I agree with that this case is same as #41. Please read my comment on the issue, and give me some any feedback if you still thinks it's weird behavior of Haeinsa.

In addition, here are my answers to your questions:

  1. Don't need to wait till expiration of concurrent transaction in most cases. If transaction succeed or fails, this transaction makes stable all participant rows immediately. (HaeinsaTable.java#L539, HaeinsaTable.java#L600) And then, other transaction can access to rows. Note that most transaction will complete much earlier before it expires.
  2. When commit fails in any reason, the transaction tries recover prewritten rows immediately. (HaeinsaTable.java#L539, HaeinsaTable.java#L600) So, rows remains in unstable state during short term of execution of commit(). Situation that row remaining in unstable state till expiration can be caused by sudden client machine blackout or unexpected long running transaction. And, ABORT is needed to mark transaction as in aborting.
  3. Running many concurrent transactions that accessing same row is high conflict environment. This will cause many ConflictException with "this row is unstable and not expired yet" message. This is also described on wiki. (See: https://github.com/VCNC/haeinsa/wiki/How-to-Use#important-information) This is inevitable, because Haeinsa uses 'optimistic concurrency control'. Other transaction libraries on top of NoSQL, like Percolator, Themis, Omid and so on, are also has the problem. We recommend use Haeinsa in low-conflict environment.

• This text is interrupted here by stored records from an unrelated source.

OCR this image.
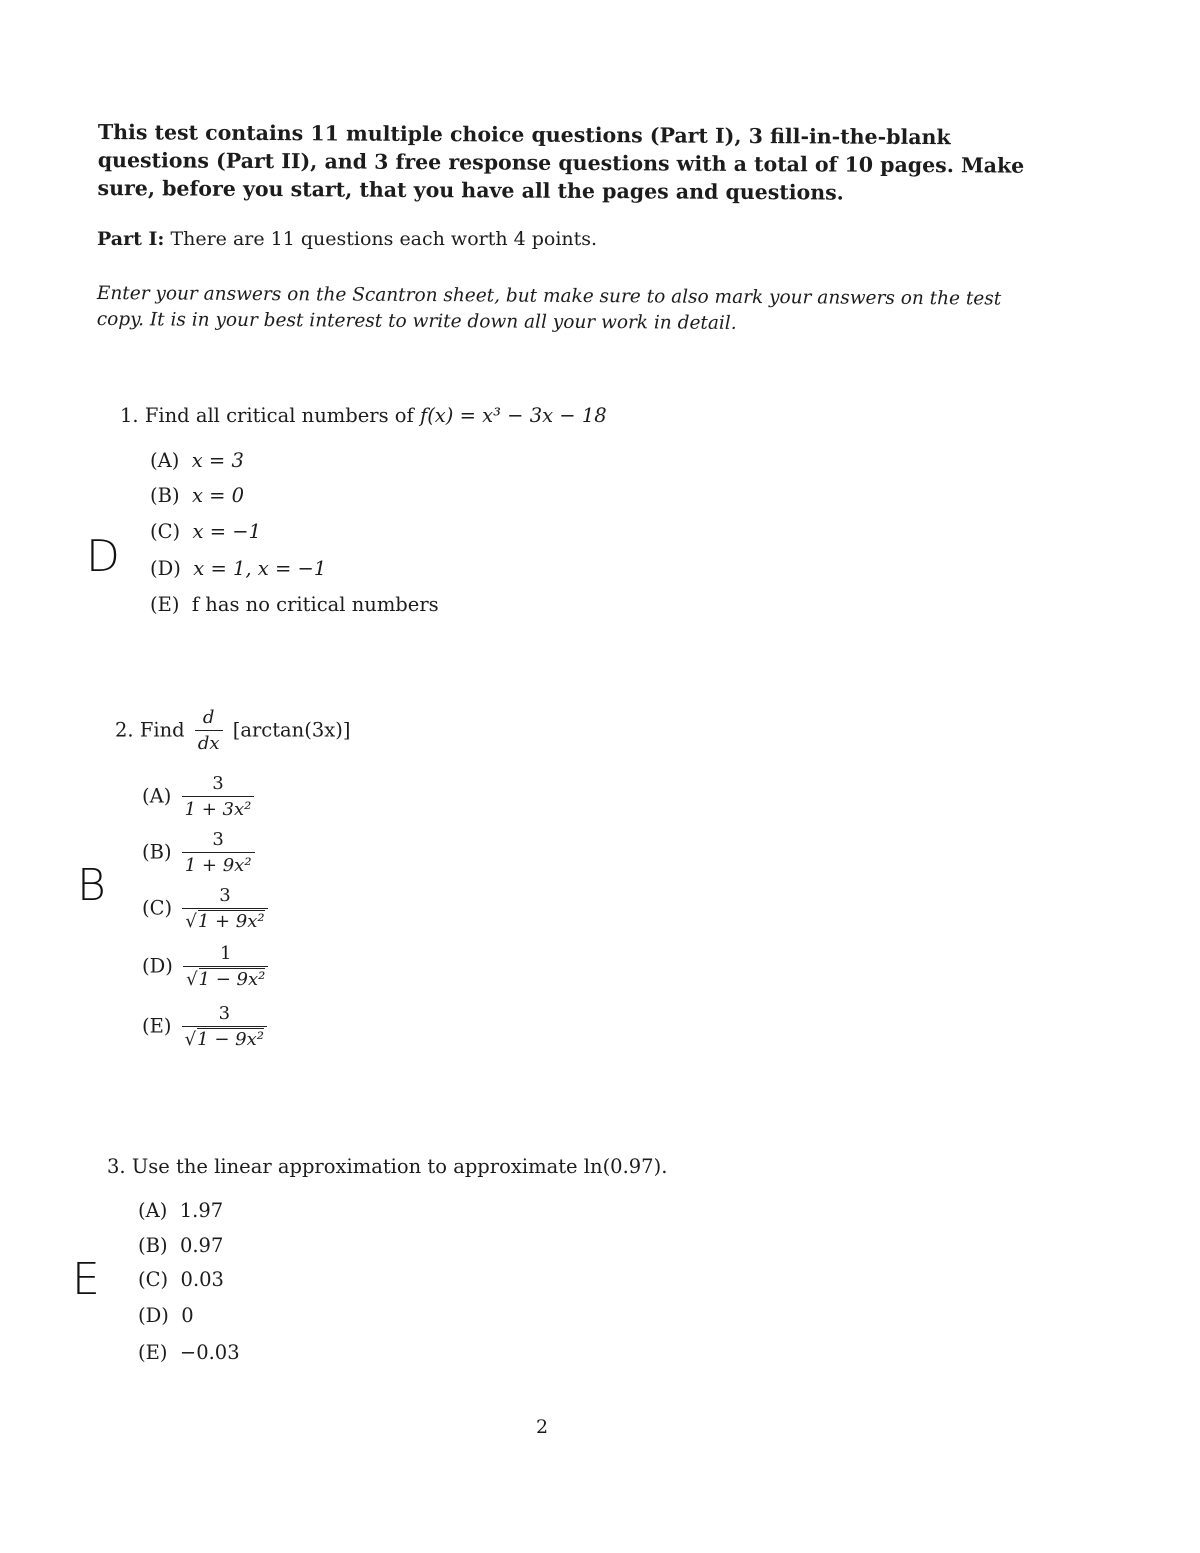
This test contains 11 multiple choice questions (Part I), 3 fill-in-the-blank questions (Part II), and 3 free response questions with a total of 10 pages. Make sure, before you start, that you have all the pages and questions.
Part I: There are 11 questions each worth 4 points.
Enter your answers on the Scantron sheet, but make sure to also mark your answers on the test copy. It is in your best interest to write down all your work in detail.
1. Find all critical numbers of f(x) = x³ − 3x − 18
(A) x = 3
(B) x = 0
(C) x = −1
(D) x = 1, x = −1
(E) f has no critical numbers
D
2. Find $\frac{d}{dx} [\arctan(3x)]$
$(A) \frac{3}{\text{1 + 3x²}}$
$(B) \frac{3}{\text{1 + 9x²}}$
$(C) \frac{3}{\text{√1 + 9x²}}$
$(D) \frac{1}{\text{√1 − 9x²}}$
$(E) \frac{3}{\text{√1 − 9x²}}$
B
3. Use the linear approximation to approximate ln(0.97).
(A) 1.97
(B) 0.97
(C) 0.03
(D) 0
(E) −0.03
E
2
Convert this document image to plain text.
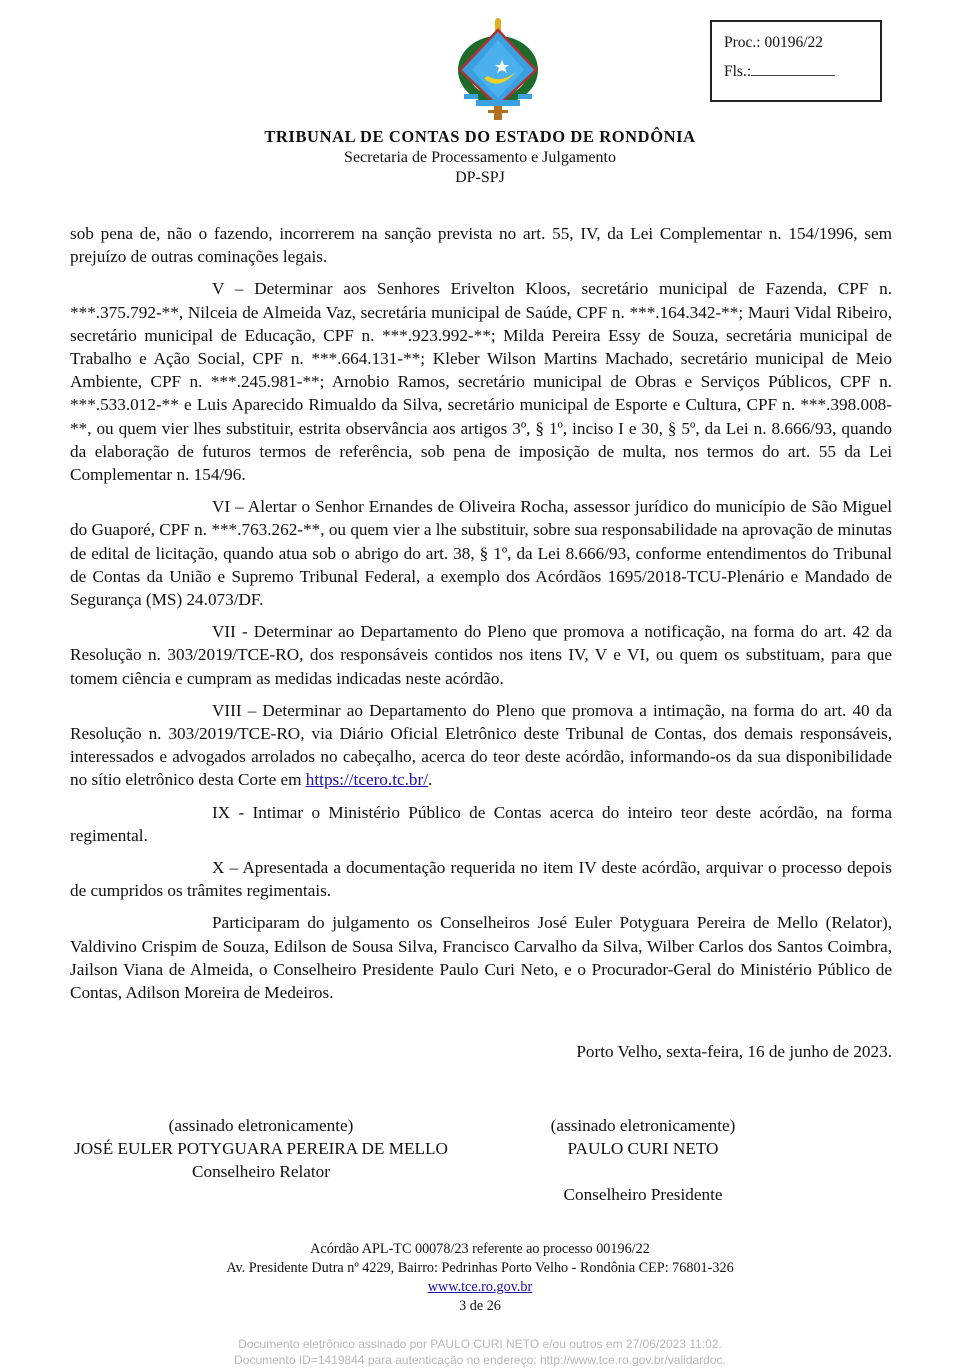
Proc.: 00196/22
Fls.:
TRIBUNAL DE CONTAS DO ESTADO DE RONDÔNIA
Secretaria de Processamento e Julgamento
DP-SPJ

sob pena de, não o fazendo, incorrerem na sanção prevista no art. 55, IV, da Lei Complementar n. 154/1996, sem prejuízo de outras cominações legais.

V – Determinar aos Senhores Erivelton Kloos, secretário municipal de Fazenda, CPF n. ***.375.792-**, Nilceia de Almeida Vaz, secretária municipal de Saúde, CPF n. ***.164.342-**; Mauri Vidal Ribeiro, secretário municipal de Educação, CPF n. ***.923.992-**; Milda Pereira Essy de Souza, secretária municipal de Trabalho e Ação Social, CPF n. ***.664.131-**; Kleber Wilson Martins Machado, secretário municipal de Meio Ambiente, CPF n. ***.245.981-**; Arnobio Ramos, secretário municipal de Obras e Serviços Públicos, CPF n. ***.533.012-** e Luis Aparecido Rimualdo da Silva, secretário municipal de Esporte e Cultura, CPF n. ***.398.008-**, ou quem vier lhes substituir, estrita observância aos artigos 3º, § 1º, inciso I e 30, § 5º, da Lei n. 8.666/93, quando da elaboração de futuros termos de referência, sob pena de imposição de multa, nos termos do art. 55 da Lei Complementar n. 154/96.

VI – Alertar o Senhor Ernandes de Oliveira Rocha, assessor jurídico do município de São Miguel do Guaporé, CPF n. ***.763.262-**, ou quem vier a lhe substituir, sobre sua responsabilidade na aprovação de minutas de edital de licitação, quando atua sob o abrigo do art. 38, § 1º, da Lei 8.666/93, conforme entendimentos do Tribunal de Contas da União e Supremo Tribunal Federal, a exemplo dos Acórdãos 1695/2018-TCU-Plenário e Mandado de Segurança (MS) 24.073/DF.

VII - Determinar ao Departamento do Pleno que promova a notificação, na forma do art. 42 da Resolução n. 303/2019/TCE-RO, dos responsáveis contidos nos itens IV, V e VI, ou quem os substituam, para que tomem ciência e cumpram as medidas indicadas neste acórdão.

VIII – Determinar ao Departamento do Pleno que promova a intimação, na forma do art. 40 da Resolução n. 303/2019/TCE-RO, via Diário Oficial Eletrônico deste Tribunal de Contas, dos demais responsáveis, interessados e advogados arrolados no cabeçalho, acerca do teor deste acórdão, informando-os da sua disponibilidade no sítio eletrônico desta Corte em https://tcero.tc.br/.

IX - Intimar o Ministério Público de Contas acerca do inteiro teor deste acórdão, na forma regimental.

X – Apresentada a documentação requerida no item IV deste acórdão, arquivar o processo depois de cumpridos os trâmites regimentais.

Participaram do julgamento os Conselheiros José Euler Potyguara Pereira de Mello (Relator), Valdivino Crispim de Souza, Edilson de Sousa Silva, Francisco Carvalho da Silva, Wilber Carlos dos Santos Coimbra, Jailson Viana de Almeida, o Conselheiro Presidente Paulo Curi Neto, e o Procurador-Geral do Ministério Público de Contas, Adilson Moreira de Medeiros.

Porto Velho, sexta-feira, 16 de junho de 2023.
(assinado eletronicamente)
JOSÉ EULER POTYGUARA PEREIRA DE MELLO
Conselheiro Relator
(assinado eletronicamente)
PAULO CURI NETO
Conselheiro Presidente
Acórdão APL-TC 00078/23 referente ao processo 00196/22
Av. Presidente Dutra nº 4229, Bairro: Pedrinhas Porto Velho - Rondônia CEP: 76801-326
www.tce.ro.gov.br
3 de 26
Documento eletrônico assinado por PAULO CURI NETO e/ou outros em 27/06/2023 11:02.
Documento ID=1419844 para autenticação no endereço: http://www.tce.ro.gov.br/validardoc.
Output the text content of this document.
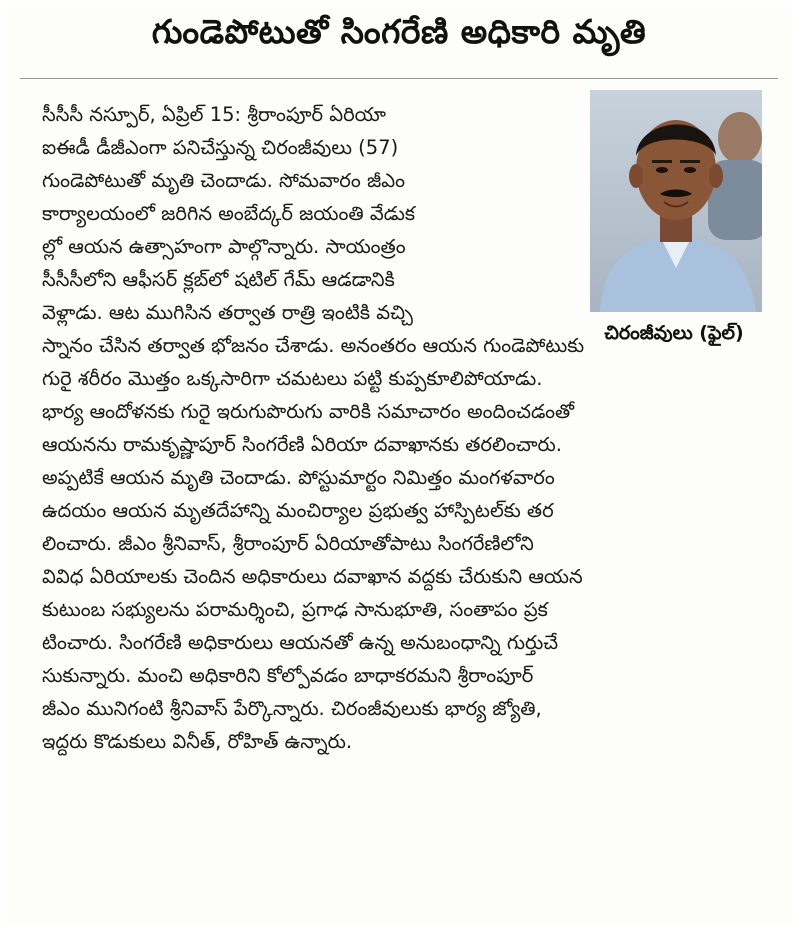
గుండెపోటుతో సింగరేణి అధికారి మృతి
చిరంజీవులు (ఫైల్)
సీసీసీ నస్పూర్, ఏప్రిల్ 15: శ్రీరాంపూర్ ఏరియా
ఐఈడీ డీజీఎంగా పనిచేస్తున్న చిరంజీవులు (57)
గుండెపోటుతో మృతి చెందాడు. సోమవారం జీఎం
కార్యాలయంలో జరిగిన అంబేద్కర్ జయంతి వేడుక
ల్లో ఆయన ఉత్సాహంగా పాల్గొన్నారు. సాయంత్రం
సీసీసీలోని ఆఫీసర్ క్లబ్‌లో షటిల్ గేమ్ ఆడడానికి
వెళ్లాడు. ఆట ముగిసిన తర్వాత రాత్రి ఇంటికి వచ్చి
స్నానం చేసిన తర్వాత భోజనం చేశాడు. అనంతరం ఆయన గుండెపోటుకు
గురై శరీరం మొత్తం ఒక్కసారిగా చమటలు పట్టి కుప్పకూలిపోయాడు.
భార్య ఆందోళనకు గురై ఇరుగుపొరుగు వారికి సమాచారం అందించడంతో
ఆయనను రామకృష్ణాపూర్ సింగరేణి ఏరియా దవాఖానకు తరలించారు.
అప్పటికే ఆయన మృతి చెందాడు. పోస్టుమార్టం నిమిత్తం మంగళవారం
ఉదయం ఆయన మృతదేహాన్ని మంచిర్యాల ప్రభుత్వ హాస్పిటల్‌కు తర
లించారు. జీఎం శ్రీనివాస్, శ్రీరాంపూర్ ఏరియాతోపాటు సింగరేణిలోని
వివిధ ఏరియాలకు చెందిన అధికారులు దవాఖాన వద్దకు చేరుకుని ఆయన
కుటుంబ సభ్యులను పరామర్శించి, ప్రగాఢ సానుభూతి, సంతాపం ప్రక
టించారు. సింగరేణి అధికారులు ఆయనతో ఉన్న అనుబంధాన్ని గుర్తుచే
సుకున్నారు. మంచి అధికారిని కోల్పోవడం బాధాకరమని శ్రీరాంపూర్
జీఎం మునిగంటి శ్రీనివాస్ పేర్కొన్నారు. చిరంజీవులుకు భార్య జ్యోతి,
ఇద్దరు కొడుకులు వినీత్, రోహిత్ ఉన్నారు.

Note: Granularity of lock in Haeinsa is a entire row but other transaction libraries are mostly a single cell. So conflict can be occurs more often in Haeinsa in specific cases. But with this trade-off, Haeinsa could provide high performance (even can be faster than raw HBase API in specific cases) See: https://github.com/VCNC/haeinsa/wiki/Performance
And If you use Haeinsa in low conflict environment, conflict rate is not so high. In our practical use case, failure by conflict rate is just 0.0003% to 0.0010%. See: https://github.com/VCNC/haeinsa/wiki/Performance#conflict-rates

And, this is picture that illustrates your situation: highconccurencytx

Execution of commit takes much longer time than illustrated. So "unstable row" conflict will occur much more than illustrated.